Before the campaign, it appeared that Sen. George Allen's race would result in a bankable Republican hold and the start of Allen's 2008 presidential bid. But from the time when Allen's campaign fell into disarray with the "macaca moment" his opponent, Jim Webb, seemed to be wearing a Teflon coat. I thought Virginia could be a bellweather for Republicans. It seemed a state in which we might measure whether Republicans could overcome big errors and campaign weaknesses by running on their strengths.

Instead, the Virginia race may come down to voters' decisions between sexually-bizarre passages from Webb's old novels and Allen's politically-bizarre focused pursuit of votes from Virginia's feminists community. We're not likely learn to much from Virginia.

Between now and Monday, we'll probably see a defining trend in the polls. If Republican Sens. Mike DeWine or Rick Santorum recovers significantly from their current deficits that should indicate that the Democratic wave will be only a ripple. These polls and others will tell us something about 2008.

Anger at President Bush and the war in Iraq fuels the Democrats' campaign. Frustration with their party's leaders may lead to Republican mistakes that will place the Democrats on a limited anti-war track that will take over their 2008 races. Will Ohio Republicans let their anger with their state party overcome their desire to re-elect DeWine? If Republican turnout fails in Ohio, it could be a signal of a larger problem in the national Republican Party, confusing the picture as we go into 2007.

Connecticut Rep. Chris Shays will be another measure, not so much of the national Republican agenda as of the Iraq war. If Shays survives in the shadow of the Lamont-Lieberman contest, it will signal that many Americans have assimilated the bad news from Iraq and still believe that the war against the terrorists has to be fought. The fact that Kerry's campaign appearances with Bob Casey in Pennsylvania and Minnesota's Tim Walz have been cancelled and Tennesee Rep. Harold Ford Jr. called for Kerry to apologize are early signals of that possibility, even among the Angry Dems.

John Kerry's gift to Republicans is a video clip no amount of campaign funds could have bought. If more candidates do what Pete Ricketts is doing in Nebraska, or if the RNC spends a little money on ads like his, they could have a profound effect on Tuesday's results.
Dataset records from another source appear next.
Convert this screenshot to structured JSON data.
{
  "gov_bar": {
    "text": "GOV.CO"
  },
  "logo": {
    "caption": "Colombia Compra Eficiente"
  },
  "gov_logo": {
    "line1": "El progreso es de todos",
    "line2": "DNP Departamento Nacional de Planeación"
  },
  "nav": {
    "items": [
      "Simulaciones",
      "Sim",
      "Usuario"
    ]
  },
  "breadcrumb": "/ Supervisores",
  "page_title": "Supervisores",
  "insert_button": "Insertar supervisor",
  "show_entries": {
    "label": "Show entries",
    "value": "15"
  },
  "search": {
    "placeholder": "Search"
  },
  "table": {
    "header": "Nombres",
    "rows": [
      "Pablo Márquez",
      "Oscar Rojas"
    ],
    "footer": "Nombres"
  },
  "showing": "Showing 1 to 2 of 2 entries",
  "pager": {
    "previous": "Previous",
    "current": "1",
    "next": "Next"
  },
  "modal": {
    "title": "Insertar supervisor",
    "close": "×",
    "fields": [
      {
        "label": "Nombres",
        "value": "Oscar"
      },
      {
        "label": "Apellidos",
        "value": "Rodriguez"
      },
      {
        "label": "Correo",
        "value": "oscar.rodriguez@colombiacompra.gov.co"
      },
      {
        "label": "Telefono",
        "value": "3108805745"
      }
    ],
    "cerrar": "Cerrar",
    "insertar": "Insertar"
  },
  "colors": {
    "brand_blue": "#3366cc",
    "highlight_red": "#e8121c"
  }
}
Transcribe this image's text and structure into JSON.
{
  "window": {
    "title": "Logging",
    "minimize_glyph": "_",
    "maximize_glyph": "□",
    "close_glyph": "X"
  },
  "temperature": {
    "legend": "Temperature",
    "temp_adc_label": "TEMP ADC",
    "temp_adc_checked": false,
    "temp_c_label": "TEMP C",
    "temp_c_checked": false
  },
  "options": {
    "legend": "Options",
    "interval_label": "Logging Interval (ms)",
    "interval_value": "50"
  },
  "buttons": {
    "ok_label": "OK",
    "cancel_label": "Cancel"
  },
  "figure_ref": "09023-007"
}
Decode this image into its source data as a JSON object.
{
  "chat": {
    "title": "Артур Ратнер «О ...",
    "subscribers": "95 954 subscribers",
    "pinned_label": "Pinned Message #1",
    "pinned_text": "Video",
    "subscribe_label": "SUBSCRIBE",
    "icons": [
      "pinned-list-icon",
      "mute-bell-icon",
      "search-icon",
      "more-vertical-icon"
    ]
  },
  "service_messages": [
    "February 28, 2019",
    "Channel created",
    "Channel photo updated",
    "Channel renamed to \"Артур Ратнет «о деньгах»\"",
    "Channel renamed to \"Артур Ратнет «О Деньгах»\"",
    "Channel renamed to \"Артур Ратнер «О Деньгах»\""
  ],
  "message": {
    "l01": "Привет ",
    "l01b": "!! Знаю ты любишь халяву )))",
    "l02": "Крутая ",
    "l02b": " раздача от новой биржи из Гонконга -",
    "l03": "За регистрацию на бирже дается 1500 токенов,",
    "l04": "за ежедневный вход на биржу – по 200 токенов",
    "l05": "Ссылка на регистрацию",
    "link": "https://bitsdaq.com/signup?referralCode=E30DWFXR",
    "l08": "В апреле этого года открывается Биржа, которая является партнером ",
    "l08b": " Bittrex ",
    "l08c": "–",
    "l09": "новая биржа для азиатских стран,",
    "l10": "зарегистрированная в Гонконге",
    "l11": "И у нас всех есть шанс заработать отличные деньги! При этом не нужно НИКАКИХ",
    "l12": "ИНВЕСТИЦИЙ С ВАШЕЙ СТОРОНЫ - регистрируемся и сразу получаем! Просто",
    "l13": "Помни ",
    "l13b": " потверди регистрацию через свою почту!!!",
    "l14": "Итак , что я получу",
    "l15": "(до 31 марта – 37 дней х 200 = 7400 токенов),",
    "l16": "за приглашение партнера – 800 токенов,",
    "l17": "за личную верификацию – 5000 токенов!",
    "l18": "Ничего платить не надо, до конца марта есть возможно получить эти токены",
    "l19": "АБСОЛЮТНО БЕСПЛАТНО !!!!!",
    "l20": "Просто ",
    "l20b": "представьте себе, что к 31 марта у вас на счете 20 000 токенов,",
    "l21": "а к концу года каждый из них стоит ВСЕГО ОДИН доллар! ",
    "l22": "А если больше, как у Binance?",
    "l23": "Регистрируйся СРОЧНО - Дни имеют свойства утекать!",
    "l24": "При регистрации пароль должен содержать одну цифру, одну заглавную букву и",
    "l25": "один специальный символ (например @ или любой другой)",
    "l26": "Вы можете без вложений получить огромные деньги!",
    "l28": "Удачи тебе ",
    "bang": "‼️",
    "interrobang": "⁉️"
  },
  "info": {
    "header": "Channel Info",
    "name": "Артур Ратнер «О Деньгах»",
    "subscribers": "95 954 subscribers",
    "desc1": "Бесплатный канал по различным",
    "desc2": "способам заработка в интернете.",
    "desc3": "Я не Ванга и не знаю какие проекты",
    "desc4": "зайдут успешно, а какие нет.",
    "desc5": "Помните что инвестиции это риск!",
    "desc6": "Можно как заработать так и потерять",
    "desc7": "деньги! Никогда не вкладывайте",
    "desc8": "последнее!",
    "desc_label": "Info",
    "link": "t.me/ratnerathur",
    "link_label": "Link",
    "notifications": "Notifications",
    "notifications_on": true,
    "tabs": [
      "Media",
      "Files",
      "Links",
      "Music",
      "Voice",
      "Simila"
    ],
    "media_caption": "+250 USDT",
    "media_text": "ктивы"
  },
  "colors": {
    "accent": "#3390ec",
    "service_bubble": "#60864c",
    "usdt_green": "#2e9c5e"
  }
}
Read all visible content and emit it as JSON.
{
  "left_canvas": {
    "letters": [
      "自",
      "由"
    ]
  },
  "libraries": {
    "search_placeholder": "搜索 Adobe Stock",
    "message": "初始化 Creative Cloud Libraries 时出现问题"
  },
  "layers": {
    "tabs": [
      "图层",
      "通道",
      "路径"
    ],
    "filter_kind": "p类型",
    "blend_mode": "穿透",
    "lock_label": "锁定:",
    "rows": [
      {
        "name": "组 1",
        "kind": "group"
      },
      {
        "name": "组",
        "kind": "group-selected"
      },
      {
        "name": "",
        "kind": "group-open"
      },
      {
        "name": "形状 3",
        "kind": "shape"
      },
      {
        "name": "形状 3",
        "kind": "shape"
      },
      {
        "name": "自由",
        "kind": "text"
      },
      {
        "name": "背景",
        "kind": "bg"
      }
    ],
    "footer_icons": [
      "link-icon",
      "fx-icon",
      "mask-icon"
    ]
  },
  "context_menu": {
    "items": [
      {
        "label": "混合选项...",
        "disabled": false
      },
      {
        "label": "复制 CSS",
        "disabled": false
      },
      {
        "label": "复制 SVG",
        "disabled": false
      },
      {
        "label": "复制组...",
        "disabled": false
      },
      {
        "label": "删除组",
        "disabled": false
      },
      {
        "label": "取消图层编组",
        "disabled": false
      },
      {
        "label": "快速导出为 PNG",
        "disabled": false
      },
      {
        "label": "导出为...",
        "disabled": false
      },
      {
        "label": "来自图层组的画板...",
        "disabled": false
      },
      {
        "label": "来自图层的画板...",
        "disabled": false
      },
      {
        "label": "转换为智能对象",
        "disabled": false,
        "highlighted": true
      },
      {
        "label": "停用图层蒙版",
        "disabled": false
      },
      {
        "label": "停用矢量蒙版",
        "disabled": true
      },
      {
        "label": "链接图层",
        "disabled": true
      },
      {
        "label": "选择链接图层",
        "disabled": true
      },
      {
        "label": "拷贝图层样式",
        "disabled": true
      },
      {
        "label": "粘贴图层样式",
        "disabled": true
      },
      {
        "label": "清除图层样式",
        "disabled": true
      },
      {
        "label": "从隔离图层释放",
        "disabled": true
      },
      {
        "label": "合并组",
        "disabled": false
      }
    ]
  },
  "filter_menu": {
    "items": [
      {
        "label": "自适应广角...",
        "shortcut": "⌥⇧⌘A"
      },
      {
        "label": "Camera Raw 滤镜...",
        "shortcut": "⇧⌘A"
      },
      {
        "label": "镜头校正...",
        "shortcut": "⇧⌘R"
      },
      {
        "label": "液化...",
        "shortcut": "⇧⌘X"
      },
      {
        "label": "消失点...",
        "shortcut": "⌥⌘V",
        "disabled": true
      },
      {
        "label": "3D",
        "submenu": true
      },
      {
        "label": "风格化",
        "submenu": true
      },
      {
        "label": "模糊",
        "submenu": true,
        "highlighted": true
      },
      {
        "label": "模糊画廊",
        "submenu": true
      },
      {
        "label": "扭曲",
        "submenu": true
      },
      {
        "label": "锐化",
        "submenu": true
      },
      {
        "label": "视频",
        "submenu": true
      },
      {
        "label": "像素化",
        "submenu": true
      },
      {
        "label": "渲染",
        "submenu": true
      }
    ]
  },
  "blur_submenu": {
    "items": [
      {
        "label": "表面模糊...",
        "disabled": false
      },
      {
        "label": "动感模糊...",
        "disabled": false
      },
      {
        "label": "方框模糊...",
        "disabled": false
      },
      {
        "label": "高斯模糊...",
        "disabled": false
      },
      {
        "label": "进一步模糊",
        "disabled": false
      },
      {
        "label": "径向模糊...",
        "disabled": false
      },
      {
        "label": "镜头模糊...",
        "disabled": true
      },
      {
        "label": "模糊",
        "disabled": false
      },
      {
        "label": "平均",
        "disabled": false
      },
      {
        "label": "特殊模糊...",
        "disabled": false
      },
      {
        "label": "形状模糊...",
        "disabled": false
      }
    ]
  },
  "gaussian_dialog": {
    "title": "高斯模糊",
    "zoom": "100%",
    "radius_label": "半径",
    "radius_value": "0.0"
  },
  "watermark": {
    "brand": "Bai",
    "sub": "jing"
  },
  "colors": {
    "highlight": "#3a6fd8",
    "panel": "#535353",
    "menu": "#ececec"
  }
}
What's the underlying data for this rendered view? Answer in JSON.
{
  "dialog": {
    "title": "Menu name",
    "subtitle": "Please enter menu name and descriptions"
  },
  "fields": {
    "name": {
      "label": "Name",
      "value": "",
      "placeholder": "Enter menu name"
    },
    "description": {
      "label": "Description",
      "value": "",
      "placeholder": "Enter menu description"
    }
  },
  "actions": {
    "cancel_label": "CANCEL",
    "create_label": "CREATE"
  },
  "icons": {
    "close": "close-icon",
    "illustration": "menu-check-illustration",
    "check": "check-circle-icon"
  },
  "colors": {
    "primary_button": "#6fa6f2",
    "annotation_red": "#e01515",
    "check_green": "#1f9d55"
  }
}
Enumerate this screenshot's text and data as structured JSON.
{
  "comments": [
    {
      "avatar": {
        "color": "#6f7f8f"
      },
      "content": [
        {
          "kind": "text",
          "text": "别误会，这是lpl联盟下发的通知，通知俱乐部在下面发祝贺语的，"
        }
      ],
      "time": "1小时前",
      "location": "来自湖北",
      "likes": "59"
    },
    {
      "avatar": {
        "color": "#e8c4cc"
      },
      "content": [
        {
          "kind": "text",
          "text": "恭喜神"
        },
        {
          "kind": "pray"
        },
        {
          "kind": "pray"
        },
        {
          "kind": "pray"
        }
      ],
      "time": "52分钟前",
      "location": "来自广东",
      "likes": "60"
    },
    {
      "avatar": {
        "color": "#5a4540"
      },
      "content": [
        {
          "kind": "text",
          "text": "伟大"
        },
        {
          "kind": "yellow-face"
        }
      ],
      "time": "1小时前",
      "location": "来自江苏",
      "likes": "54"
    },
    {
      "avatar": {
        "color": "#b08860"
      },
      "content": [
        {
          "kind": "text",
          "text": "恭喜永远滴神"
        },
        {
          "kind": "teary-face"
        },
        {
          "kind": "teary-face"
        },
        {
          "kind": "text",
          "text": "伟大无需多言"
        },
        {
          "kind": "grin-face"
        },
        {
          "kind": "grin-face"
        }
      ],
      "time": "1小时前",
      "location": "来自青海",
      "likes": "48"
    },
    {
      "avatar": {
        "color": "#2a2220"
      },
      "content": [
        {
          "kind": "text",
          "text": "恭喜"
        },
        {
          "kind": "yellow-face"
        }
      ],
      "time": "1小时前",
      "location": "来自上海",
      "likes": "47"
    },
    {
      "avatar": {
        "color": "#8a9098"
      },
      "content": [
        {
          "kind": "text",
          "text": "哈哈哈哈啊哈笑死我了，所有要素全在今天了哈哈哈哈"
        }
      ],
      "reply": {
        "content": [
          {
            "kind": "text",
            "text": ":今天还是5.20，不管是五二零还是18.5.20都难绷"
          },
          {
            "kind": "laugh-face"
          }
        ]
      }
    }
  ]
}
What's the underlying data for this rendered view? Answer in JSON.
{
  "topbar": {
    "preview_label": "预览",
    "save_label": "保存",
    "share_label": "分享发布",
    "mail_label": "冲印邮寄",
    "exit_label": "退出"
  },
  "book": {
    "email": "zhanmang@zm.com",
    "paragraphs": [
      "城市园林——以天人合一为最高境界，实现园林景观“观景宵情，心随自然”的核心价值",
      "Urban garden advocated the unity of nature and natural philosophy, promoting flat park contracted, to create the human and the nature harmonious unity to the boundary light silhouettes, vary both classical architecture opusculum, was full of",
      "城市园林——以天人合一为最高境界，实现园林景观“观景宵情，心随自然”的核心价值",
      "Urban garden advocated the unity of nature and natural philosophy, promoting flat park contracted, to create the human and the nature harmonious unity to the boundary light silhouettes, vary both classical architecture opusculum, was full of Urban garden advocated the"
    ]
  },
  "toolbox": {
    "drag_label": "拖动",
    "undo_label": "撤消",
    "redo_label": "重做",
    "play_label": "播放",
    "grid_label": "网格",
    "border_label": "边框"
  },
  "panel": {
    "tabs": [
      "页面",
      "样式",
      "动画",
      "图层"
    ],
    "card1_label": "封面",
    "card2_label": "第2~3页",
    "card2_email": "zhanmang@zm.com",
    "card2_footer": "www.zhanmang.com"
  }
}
It takes only hours to produce ads like the one Ricketts is running, and the Dems and the media are worried that they will. Proving the point, Jim Van DeHei's piece in the Wednesday Washington Post assures us that the Kerry statement and Bush's reaction is an, "...unusual back-and-forth that has little to do with the 2006 mid-term elections..." But, as the president's speech made clear, it has everything to do with this election.

The president has finally focused on a national message by taking on the Dems and warning what will happen if they take control of Congress. A few national ads like Ricketts's -- maybe one taking on the 527 Media and featuring second lady Lynn Cheney's body-slam of CNN's Wolf Blitzer - might just turn Democrats' anger against them. Kerry's gift includes the gift of time. There's still enough of it for Republicans to make the liberals -- and their media enablers -- the defining issue. If they do, they can light a path to 2008.